Your a lucky man... I wish my wife would tale a liking to shootin a bow


----------



## Chris Horsman (Jun 5, 2013)

Man, look at that perfect well taught form. Kewl beans Mr. Lets go to that range some time me you Dave and our significantly better halves


----------



## Munkywrench (Jun 9, 2013)

My wife decided to try shooting a bow for her first time today. Not sure she's hooked but my kids weren't pleased about it at all...


----------



## coloradowalt (Jun 10, 2013)

Read a tag line once that said "please lord don't let my wife sell my gear for what I said I paid for it".


----------



## Todd Cook (Jun 10, 2013)

Munkywrench said:


> My wife decided to try shooting a bow for her first time today. Not sure she's hooked but my kids weren't pleased about it at all...



Oh no, not the wagon!!!


----------



## chenryiv (Jun 11, 2013)

Aim small, miss small is what I've been told..  Bet ya, she meant to do that.


----------



## chenryiv (Jun 11, 2013)

coloradowalt said:


> Read a tag line once that said "please lord don't let my wife sell my gear for what I said I paid for it".



All I could do is cry like a baby.


----------



## Skunkhound (Jun 11, 2013)

I think we can all relate to that quote. Though some more than others ( looking at you Crispin ).


----------



## Munkywrench (Jun 11, 2013)

Chenryiv, you may be right ha. Worst part was right after that I took the bow back to show her "proper" form I shot right over the target and she just looked at me and laughed...


----------



## StringRash (Jun 18, 2013)

Good job on the quiver. If you are using soft leather for the straps, a mystery braid might look nice.


----------



## chenryiv (Jun 18, 2013)

StringRash said:


> Good job on the quiver. If you are using soft leather for the straps, a mystery braid might look nice.
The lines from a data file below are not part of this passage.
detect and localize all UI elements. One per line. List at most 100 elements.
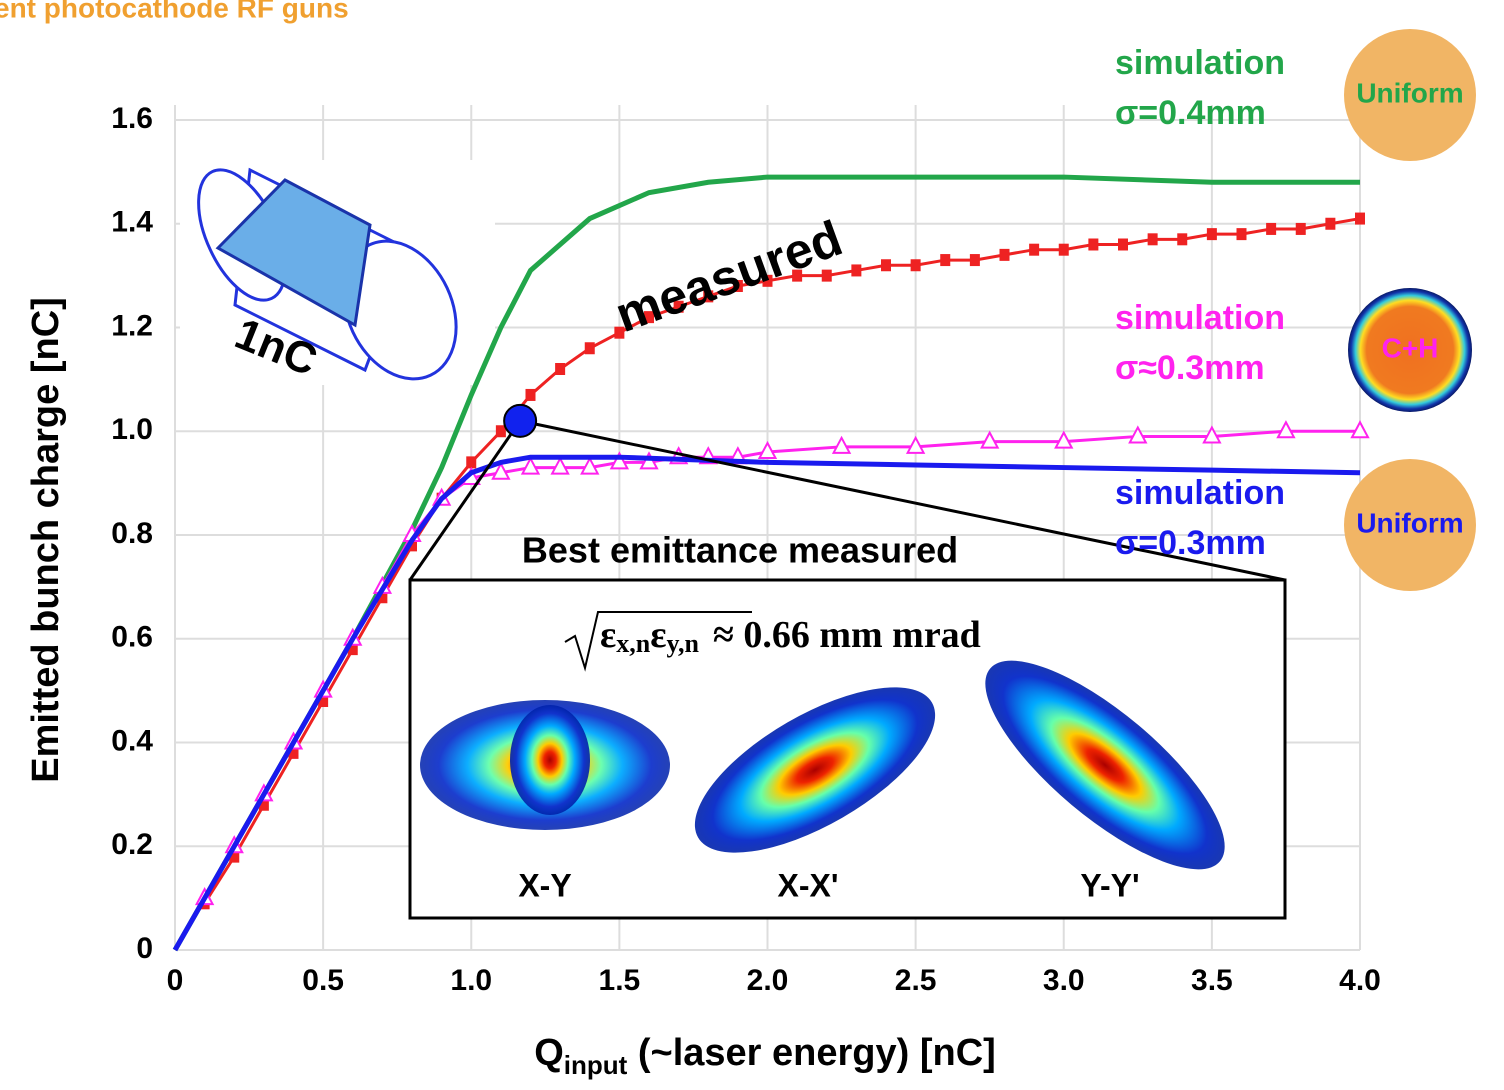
- point: [969, 254, 980, 267]
- inset-title: Best emittance measured: [522, 530, 958, 571]
- point: [258, 798, 269, 811]
- y-tick-label: 1.0: [111, 413, 153, 446]
- formula-part: x,n: [616, 629, 651, 658]
- x-tick-label: 3.5: [1191, 964, 1233, 997]
- point: [910, 259, 921, 272]
- point: [1206, 228, 1217, 241]
- x-tick-label: 1.5: [599, 964, 641, 997]
- point: [580, 456, 600, 475]
- x-tick-label: 2.5: [895, 964, 937, 997]
- point: [491, 461, 511, 480]
- plot: [172, 174, 1370, 952]
- panel-label: X-X': [778, 867, 839, 903]
- y-tick-label: 1.4: [111, 206, 153, 239]
- point: [1058, 243, 1069, 256]
- inset: Best emittance measured εx,nεy,n ≈ 0.66 m…: [408, 530, 1287, 920]
- y-tick-label: 0.6: [111, 621, 153, 654]
- point: [905, 435, 926, 454]
- panel-label: Y-Y': [1080, 867, 1139, 903]
- callout-line: [519, 419, 1286, 582]
- point: [1054, 430, 1074, 449]
- formula-part: ε: [600, 614, 616, 656]
- legend-sigma: σ=0.3mm: [1115, 524, 1266, 562]
- point: [1202, 425, 1222, 444]
- legend-sigma: σ≈0.3mm: [1115, 349, 1265, 387]
- point: [377, 591, 388, 604]
- point: [851, 264, 862, 277]
- legend-sigma: σ=0.4mm: [1115, 94, 1266, 132]
- point: [732, 280, 743, 292]
- point: [940, 254, 951, 267]
- point: [347, 643, 358, 656]
- legend-name: simulation: [1115, 474, 1285, 512]
- y-tick-label: 0: [136, 932, 153, 965]
- formula: εx,nεy,n ≈ 0.66 mm mrad: [600, 614, 981, 658]
- point: [1128, 425, 1148, 444]
- point: [821, 269, 832, 282]
- point: [1266, 222, 1277, 235]
- point: [466, 456, 477, 469]
- x-tick-label: 4.0: [1339, 964, 1381, 997]
- point: [1118, 238, 1128, 251]
- point: [757, 440, 778, 459]
- x-tick-label: 0: [167, 964, 184, 997]
- point: [550, 456, 570, 475]
- point: [644, 311, 654, 324]
- point: [288, 746, 299, 759]
- x-tick-label: 0.5: [302, 964, 344, 997]
- profile-badge: [1344, 459, 1476, 591]
- point: [525, 388, 536, 401]
- point: [1276, 420, 1296, 439]
- profile-badge: [1348, 288, 1472, 412]
- point: [831, 435, 852, 454]
- profile-label: Uniform: [1356, 77, 1463, 108]
- point: [881, 259, 891, 272]
- y-tick-label: 1.2: [111, 309, 153, 342]
- point: [1325, 217, 1336, 230]
- series-line: [172, 454, 1361, 952]
- profile-badge: [1344, 29, 1476, 161]
- formula-part: ≈ 0.66 mm mrad: [713, 614, 981, 656]
- y-tick-label: 1.6: [111, 102, 153, 135]
- point: [1177, 233, 1188, 246]
- point: [1355, 212, 1365, 225]
- point: [1147, 233, 1158, 246]
- point: [673, 300, 684, 313]
- profile-label: Uniform: [1356, 507, 1463, 538]
- point: [1236, 228, 1247, 241]
- x-tick-label: 3.0: [1043, 964, 1085, 997]
- profile-label: C+H: [1382, 332, 1439, 363]
- y-tick-label: 0.4: [111, 724, 153, 757]
- formula-part: y,n: [666, 629, 699, 658]
- point: [792, 269, 803, 282]
- legend: simulation σ=0.4mm Uniform simulation σ≈0.3m…: [1115, 29, 1476, 591]
- point: [1350, 420, 1370, 439]
- title: ent photocathode RF guns: [0, 0, 349, 23]
- point: [999, 248, 1010, 261]
- point: [584, 342, 595, 355]
- point: [555, 363, 566, 375]
- x-title-part: Q: [534, 1032, 564, 1074]
- x-tick-label: 2.0: [747, 964, 789, 997]
- cylinder-icon: [180, 160, 495, 385]
- x-title-part: (~laser energy) [nC]: [627, 1032, 996, 1074]
- point: [980, 430, 1000, 449]
- point: [609, 451, 630, 470]
- x-tick-label: 1.0: [450, 964, 492, 997]
- series-line: [203, 217, 1361, 905]
- x-axis-title: Qinput (~laser energy) [nC]: [534, 1032, 996, 1080]
- point: [520, 456, 541, 475]
- callout-line: [408, 420, 522, 581]
- point: [703, 290, 714, 303]
- point: [229, 850, 240, 863]
- point: [1088, 238, 1099, 251]
- point: [762, 274, 773, 287]
- point: [1029, 243, 1040, 256]
- legend-name: simulation: [1115, 299, 1285, 337]
- point: [318, 695, 329, 707]
- point: [639, 451, 659, 470]
- y-tick-label: 0.8: [111, 517, 153, 550]
- highlight-point: [503, 403, 538, 438]
- legend-name: simulation: [1115, 44, 1285, 82]
- y-axis-title: Emitted bunch charge [nC]: [25, 297, 67, 783]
You're gonna have to show how to make it.


----------



## woodswalker (Jun 20, 2013)

At the next NGT shoot look at what Jenn did for a strap on Taylor's quiver. It is braided leather with ease of adjustment. Might at least get you in the direction you are lookin for. By the way you will have to show me how to make one of those. Love it.


----------